The Pennsylvania Labor Relations Board erred when it refused to investigate a college professor’s complaint involving the use of teacher union dues to promote the candidacy of Gov. Tom Wolf, a state appeals court ruled Thursday.
State law prohibits public employee unions from using union funds to support political candidates. Mary Trometter, an assistant professor of culinary arts at Pennsylvania College of Technology in Williamsport, says the state’s largest teachers’ union violated the law by sending her a letter in support of Wolf and running articles praising the Democrat in its magazine.
The labor relations board claimed it had no authority to investigate possible violations of the law and referred Trometter’s complaint to the state attorney general.
Commonwealth Court said in Thursday’s ruling that the board shirked its responsibility.
The board “ignored the General Assembly’s intent that it, and not the Attorney General, police compliance” with the law and thus “abdicated its statutory responsibilities,” the court said.

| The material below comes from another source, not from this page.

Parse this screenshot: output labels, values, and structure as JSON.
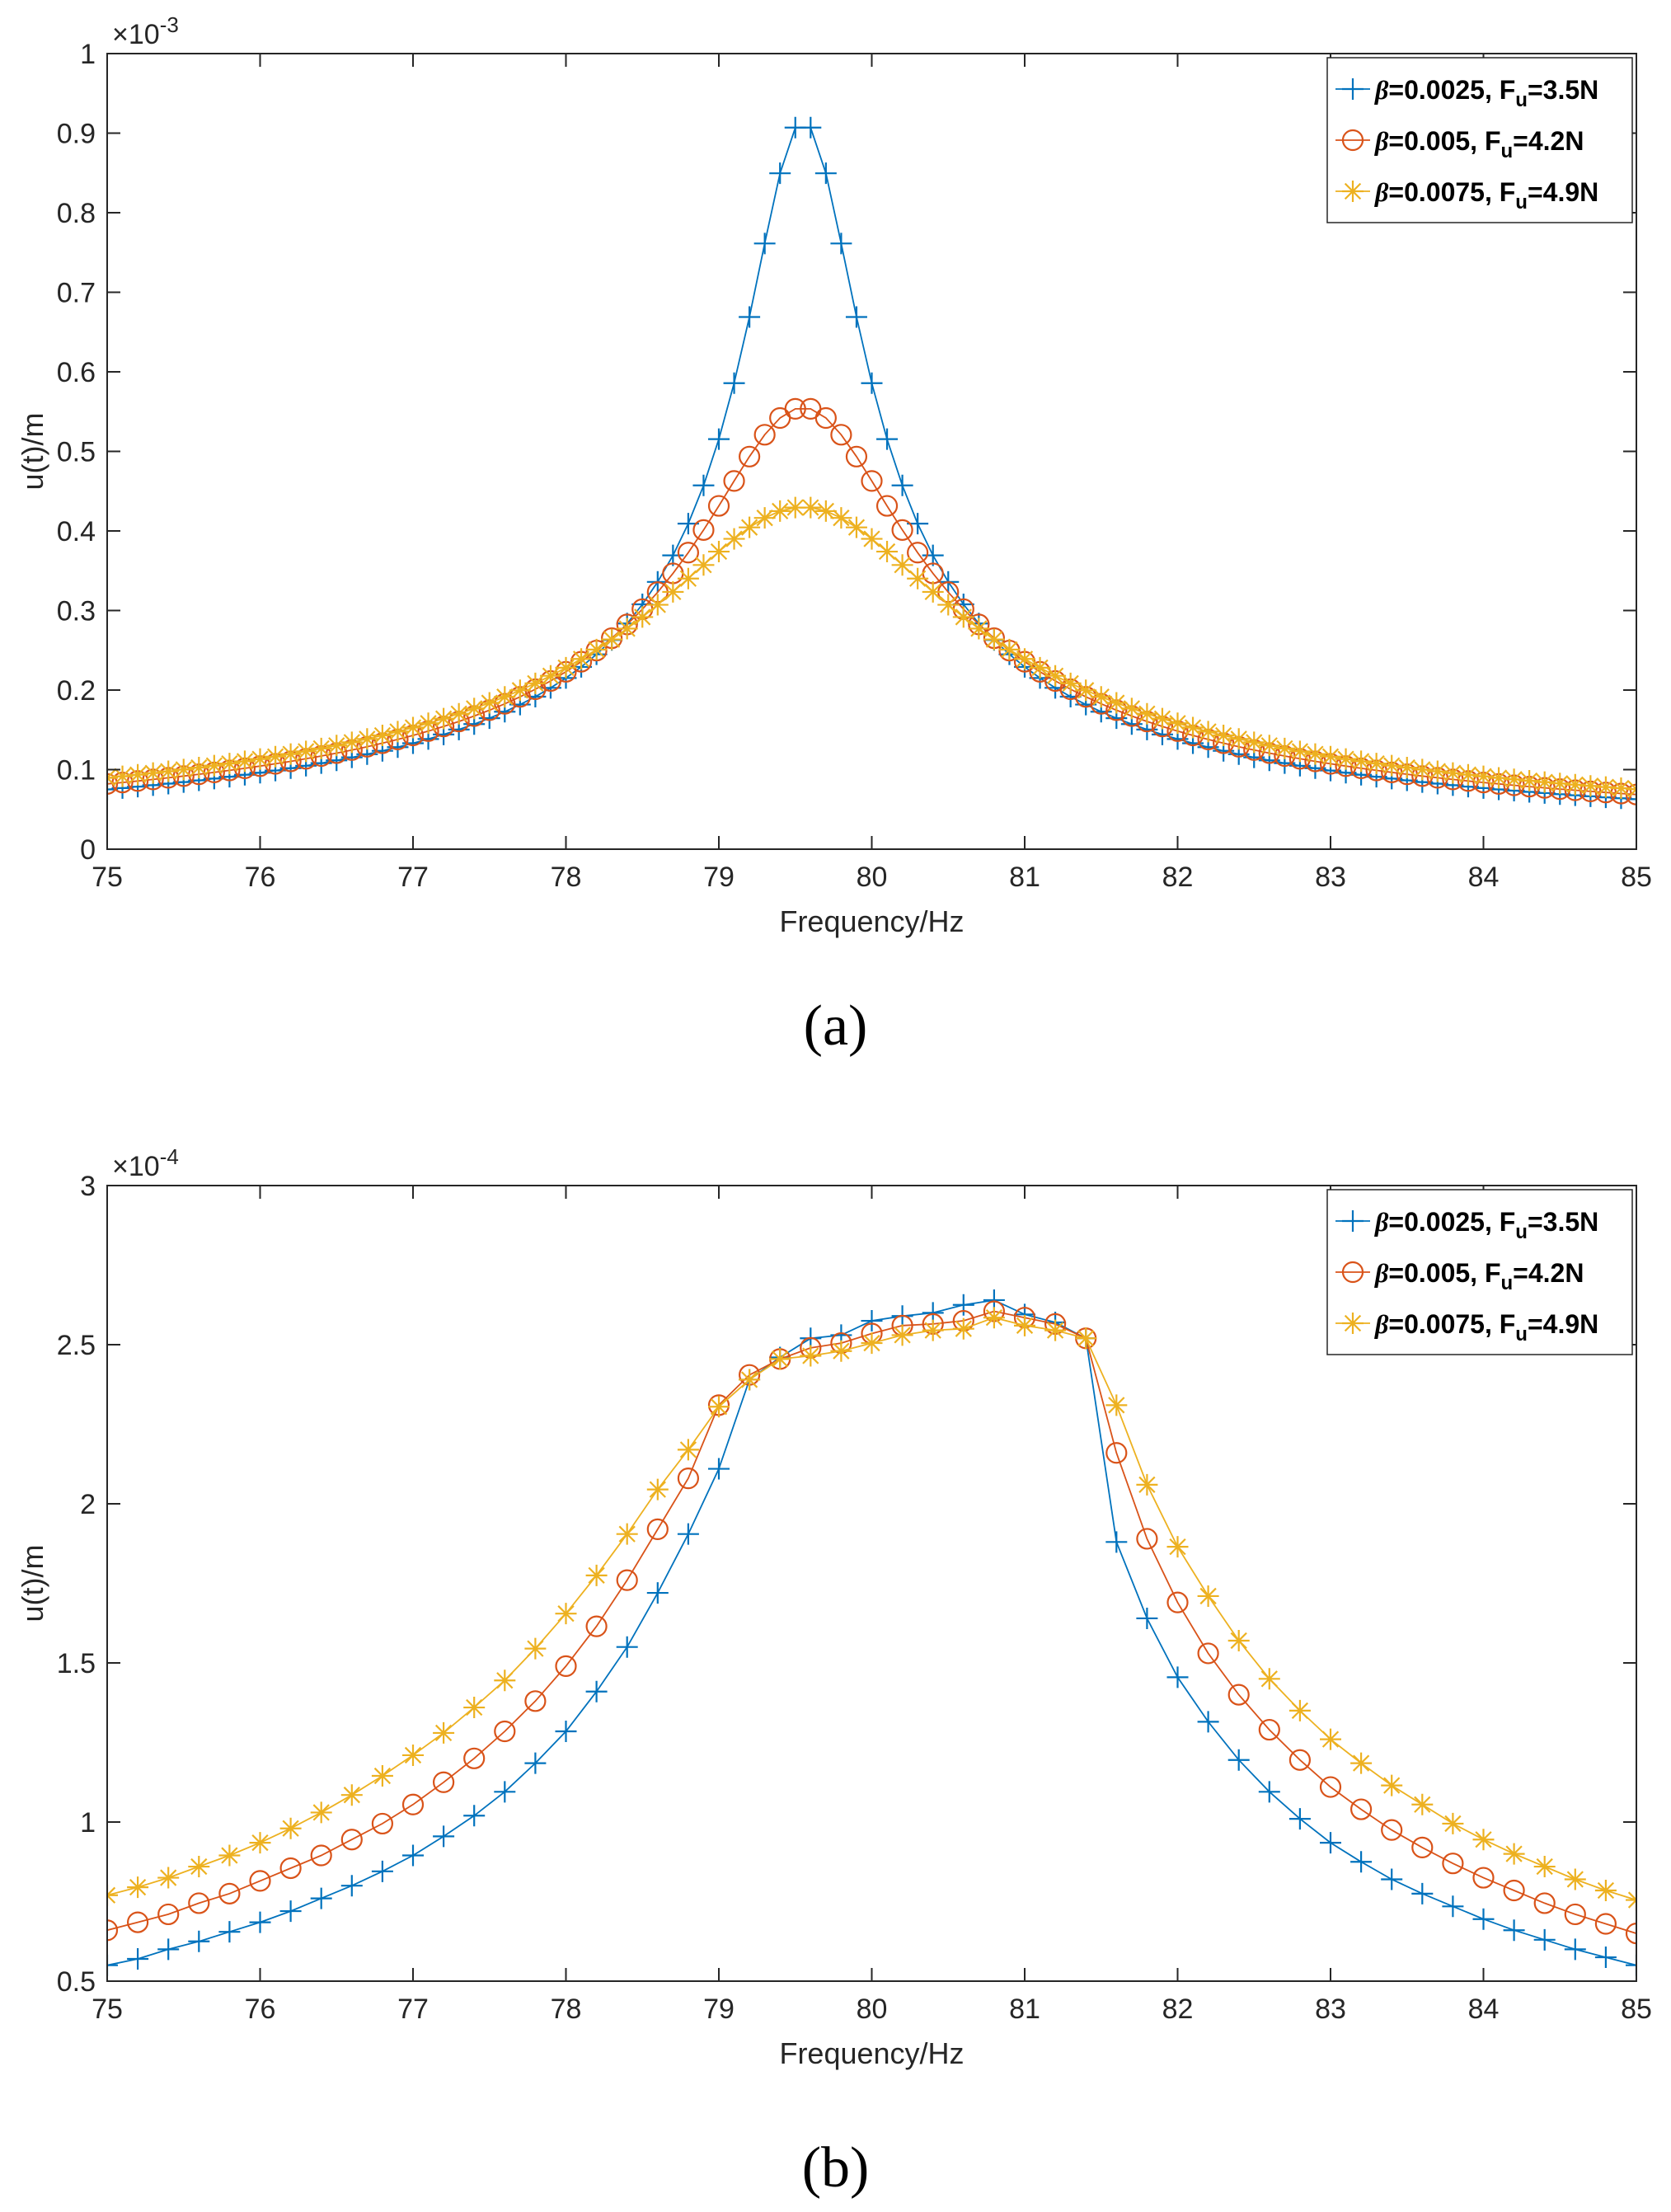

The ruling sends the professor’s complaint back to the board for consideration.
Trometter’s attorney, Karin Sweigart, hailed the ruling as a “hopeful first step to end the illegal funding of public unions’ political agendas.”
A board spokeswoman did not immediately comment on the ruling or whether there would be an appeal. A spokesman for the Pennsylvania State Education Association did not immediately respond to a request for comment.
Trometter had objected to a political mailing sent shortly before the November 2014 election to her husband by the PSEA and its affiliate, the National Education Association, urging him to “join Mary” in voting for Wolf. She said she didn’t support Wolf.
The November edition of the PSEA magazine, which featured numerous pro-Wolf articles, similarly violated the state’s Public Employee Relations Act, she said in her complaint.
The union has said Pennsylvania law allows unions to communicate with members and their families on any subject. But the union apologized for the tone of the mailing to Trometter’s husband.